Across all categories of traffic the error rate rose to 0.15% (mean), for cache misses the rate was 0.53% (mean); in both cases the analysis was performed taking into account logs for 2022-07-21 between 0500 PDT and 1200 PDT.
Errors were clustered around the tops of the hours. The fault manifested after approximately ~60 minutes of otherwise healthy operation of a POP, with some variation depending on the size of the POP and the volume of traffic it was serving.
Detailed information about error rates (please, pay particular attention to “HTTP 503 Service Unavailable”) is available via the Layer0 console.
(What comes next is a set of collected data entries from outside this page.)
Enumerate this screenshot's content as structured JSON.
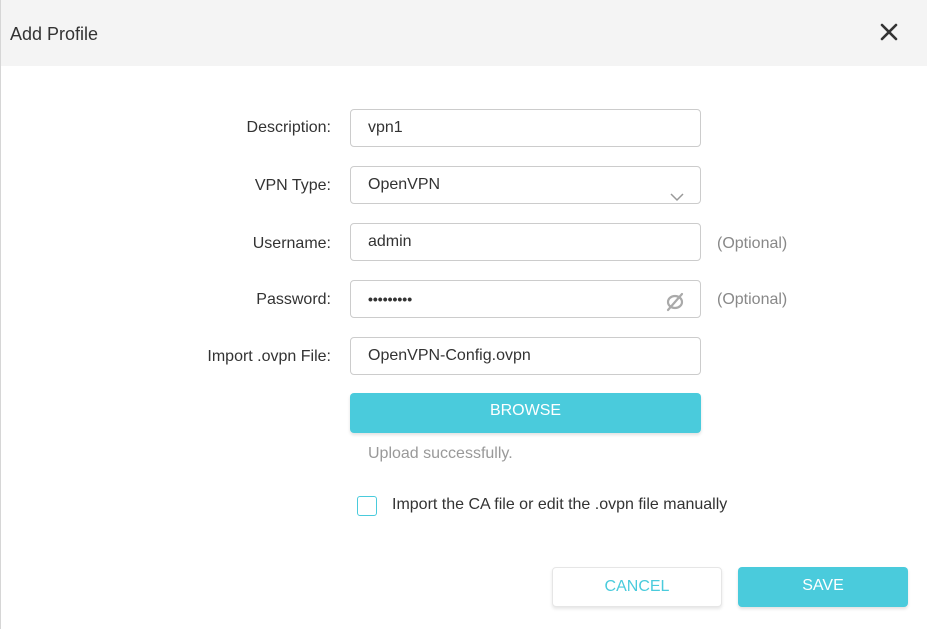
{
  "dialog": {
    "title": "Add Profile",
    "close_icon": "close-icon"
  },
  "form": {
    "description": {
      "label": "Description:",
      "value": "vpn1"
    },
    "vpn_type": {
      "label": "VPN Type:",
      "value": "OpenVPN",
      "icon": "chevron-down-icon"
    },
    "username": {
      "label": "Username:",
      "value": "admin",
      "hint": "(Optional)"
    },
    "password": {
      "label": "Password:",
      "value": "•••••••••",
      "hint": "(Optional)",
      "icon": "eye-off-icon"
    },
    "import_file": {
      "label": "Import .ovpn File:",
      "value": "OpenVPN-Config.ovpn"
    },
    "browse_label": "BROWSE",
    "status": "Upload successfully.",
    "manual_checkbox": {
      "label": "Import the CA file or edit the .ovpn file manually",
      "checked": false
    }
  },
  "footer": {
    "cancel_label": "CANCEL",
    "save_label": "SAVE"
  },
  "colors": {
    "accent": "#4acbdc",
    "header_bg": "#f4f4f4",
    "hint": "#888888"
  }
}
Posted Jul 21, 2022 - 12:20 PDT
A fix has been implemented and is currently being rolled out to all POPs following a successful test on an isolated POP.
Posted Jul 21, 2022 - 10:39 PDT
The first patched machines are coming into service now, we will continue to provide updates as we patch all of our infrastructure. The investigation into impacted customer traffic continues to indicate low overall disruption localized to a few minutes around the top of each hour. Certain customers may see outsized impact especially around cache-misses, and highly re-entrant projects; more detailed reports will follow.
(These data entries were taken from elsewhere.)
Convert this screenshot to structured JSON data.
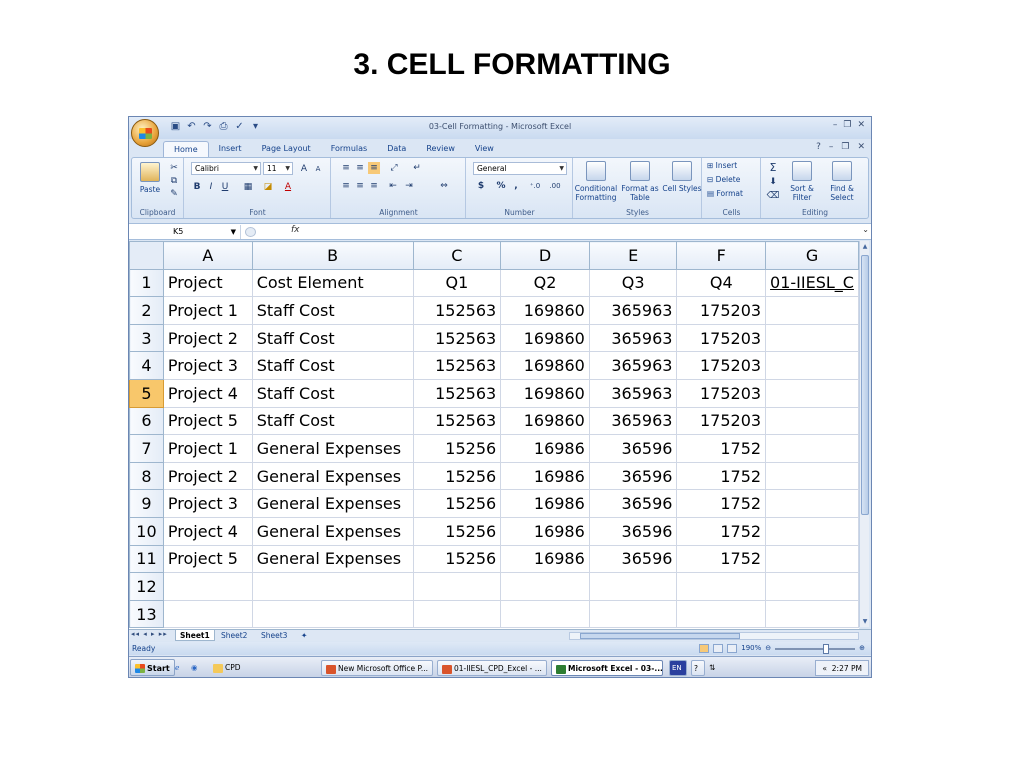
{
  "slide_title": "3. CELL FORMATTING",
  "window": {
    "title": "03-Cell Formatting - Microsoft Excel",
    "tabs": [
      "Home",
      "Insert",
      "Page Layout",
      "Formulas",
      "Data",
      "Review",
      "View"
    ]
  },
  "ribbon": {
    "clipboard": {
      "label": "Clipboard",
      "paste": "Paste"
    },
    "font": {
      "label": "Font",
      "name": "Calibri",
      "size": "11",
      "bold": "B",
      "italic": "I",
      "underline": "U"
    },
    "alignment": {
      "label": "Alignment"
    },
    "number": {
      "label": "Number",
      "format": "General",
      "currency": "$",
      "percent": "%",
      "comma": ","
    },
    "styles": {
      "label": "Styles",
      "conditional": "Conditional Formatting",
      "format_table": "Format as Table",
      "cell_styles": "Cell Styles"
    },
    "cells": {
      "label": "Cells",
      "insert": "Insert",
      "delete": "Delete",
      "format": "Format"
    },
    "editing": {
      "label": "Editing",
      "sum": "Σ",
      "sort": "Sort & Filter",
      "find": "Find & Select"
    }
  },
  "formula_bar": {
    "name_box": "K5",
    "fx": "fx"
  },
  "sheet": {
    "columns": [
      "A",
      "B",
      "C",
      "D",
      "E",
      "F",
      "G"
    ],
    "selected_row": 5,
    "rows": [
      {
        "n": "1",
        "cells": [
          "Project",
          "Cost Element",
          "Q1",
          "Q2",
          "Q3",
          "Q4",
          "01-IIESL_C"
        ]
      },
      {
        "n": "2",
        "cells": [
          "Project 1",
          "Staff Cost",
          "152563",
          "169860",
          "365963",
          "175203",
          ""
        ]
      },
      {
        "n": "3",
        "cells": [
          "Project 2",
          "Staff Cost",
          "152563",
          "169860",
          "365963",
          "175203",
          ""
        ]
      },
      {
        "n": "4",
        "cells": [
          "Project 3",
          "Staff Cost",
          "152563",
          "169860",
          "365963",
          "175203",
          ""
        ]
      },
      {
        "n": "5",
        "cells": [
          "Project 4",
          "Staff Cost",
          "152563",
          "169860",
          "365963",
          "175203",
          ""
        ]
      },
      {
        "n": "6",
        "cells": [
          "Project 5",
          "Staff Cost",
          "152563",
          "169860",
          "365963",
          "175203",
          ""
        ]
      },
      {
        "n": "7",
        "cells": [
          "Project 1",
          "General Expenses",
          "15256",
          "16986",
          "36596",
          "1752",
          ""
        ]
      },
      {
        "n": "8",
        "cells": [
          "Project 2",
          "General Expenses",
          "15256",
          "16986",
          "36596",
          "1752",
          ""
        ]
      },
      {
        "n": "9",
        "cells": [
          "Project 3",
          "General Expenses",
          "15256",
          "16986",
          "36596",
          "1752",
          ""
        ]
      },
      {
        "n": "10",
        "cells": [
          "Project 4",
          "General Expenses",
          "15256",
          "16986",
          "36596",
          "1752",
          ""
        ]
      },
      {
        "n": "11",
        "cells": [
          "Project 5",
          "General Expenses",
          "15256",
          "16986",
          "36596",
          "1752",
          ""
        ]
      },
      {
        "n": "12",
        "cells": [
          "",
          "",
          "",
          "",
          "",
          "",
          ""
        ]
      },
      {
        "n": "13",
        "cells": [
          "",
          "",
          "",
          "",
          "",
          "",
          ""
        ]
      }
    ],
    "tabs": [
      "Sheet1",
      "Sheet2",
      "Sheet3"
    ]
  },
  "status": {
    "text": "Ready",
    "zoom": "190%"
  },
  "taskbar": {
    "start": "Start",
    "items": [
      "CPD",
      "New Microsoft Office P...",
      "01-IIESL_CPD_Excel - ...",
      "Microsoft Excel - 03-..."
    ],
    "lang": "EN",
    "time": "2:27 PM"
  },
  "colors": {
    "selected_row_header": "#f8c76b",
    "link": "#0000ee",
    "ribbon": "#dbe6f4"
  }
}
Posted Jul 21, 2022 - 10:11 PDT
Issue has been confirmed, as previously communicated as a TCP driver bug introduced in the kernel. Our SRE team are conducting tests on downgrades to the affected packages and putting patched machines into service. We expect this is the last phase of the disruption. The next update ought to include information about our expected time to resolution. In a parallel stream our teams are working on analysing the impact for customer traffic; we hope to be able to report on this shortly.
Posted Jul 21, 2022 - 09:54 PDT
We still continue to work on rolling out a fix.
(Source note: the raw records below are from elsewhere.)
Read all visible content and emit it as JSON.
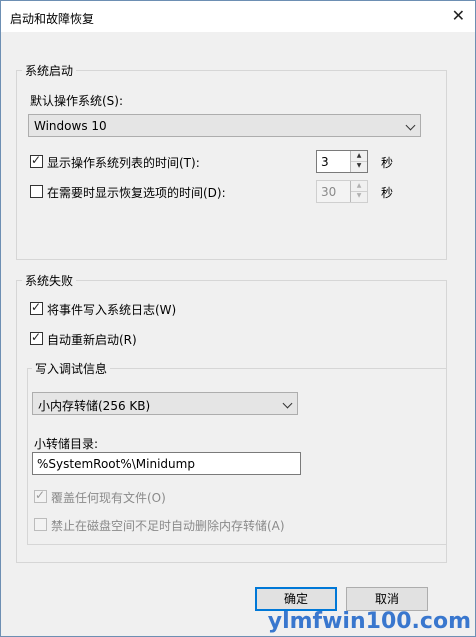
{
  "window": {
    "title": "启动和故障恢复",
    "close_glyph": "✕"
  },
  "system_startup": {
    "group_title": "系统启动",
    "default_os_label": "默认操作系统(S):",
    "default_os_value": "Windows 10",
    "show_list_label": "显示操作系统列表的时间(T):",
    "show_list_checked": true,
    "show_list_value": "3",
    "show_recovery_label": "在需要时显示恢复选项的时间(D):",
    "show_recovery_checked": false,
    "show_recovery_value": "30",
    "seconds_unit": "秒"
  },
  "system_failure": {
    "group_title": "系统失败",
    "write_event_label": "将事件写入系统日志(W)",
    "write_event_checked": true,
    "auto_restart_label": "自动重新启动(R)",
    "auto_restart_checked": true,
    "debug_info": {
      "group_title": "写入调试信息",
      "dump_type_value": "小内存转储(256 KB)",
      "dump_dir_label": "小转储目录:",
      "dump_dir_value": "%SystemRoot%\\Minidump",
      "overwrite_label": "覆盖任何现有文件(O)",
      "overwrite_checked": true,
      "disable_autodelete_label": "禁止在磁盘空间不足时自动删除内存转储(A)",
      "disable_autodelete_checked": false
    }
  },
  "buttons": {
    "ok_label": "确定",
    "cancel_label": "取消"
  },
  "watermark": {
    "text": "ylmfwin100.com"
  },
  "check_glyph": "✓"
}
Posted Jul 21, 2022 - 09:40 PDT
We continue to work on rolling out a fix.
Posted Jul 21, 2022 - 09:25 PDT
We continue to experience increased HTTP errors, which appear for 1 minute every hour, in the US East Region due to a newly reported bug in the Linux kernel. We are currently rolling back to a prior version to mitigate the impact.
Posted Jul 21, 2022 - 09:10 PDT
We are still investigating the issue
Posted Jul 21, 2022 - 06:50 PDT
We're experiencing an elevated level of HTTP Errors on one of the POPs of the US East region and are currently looking into the issue.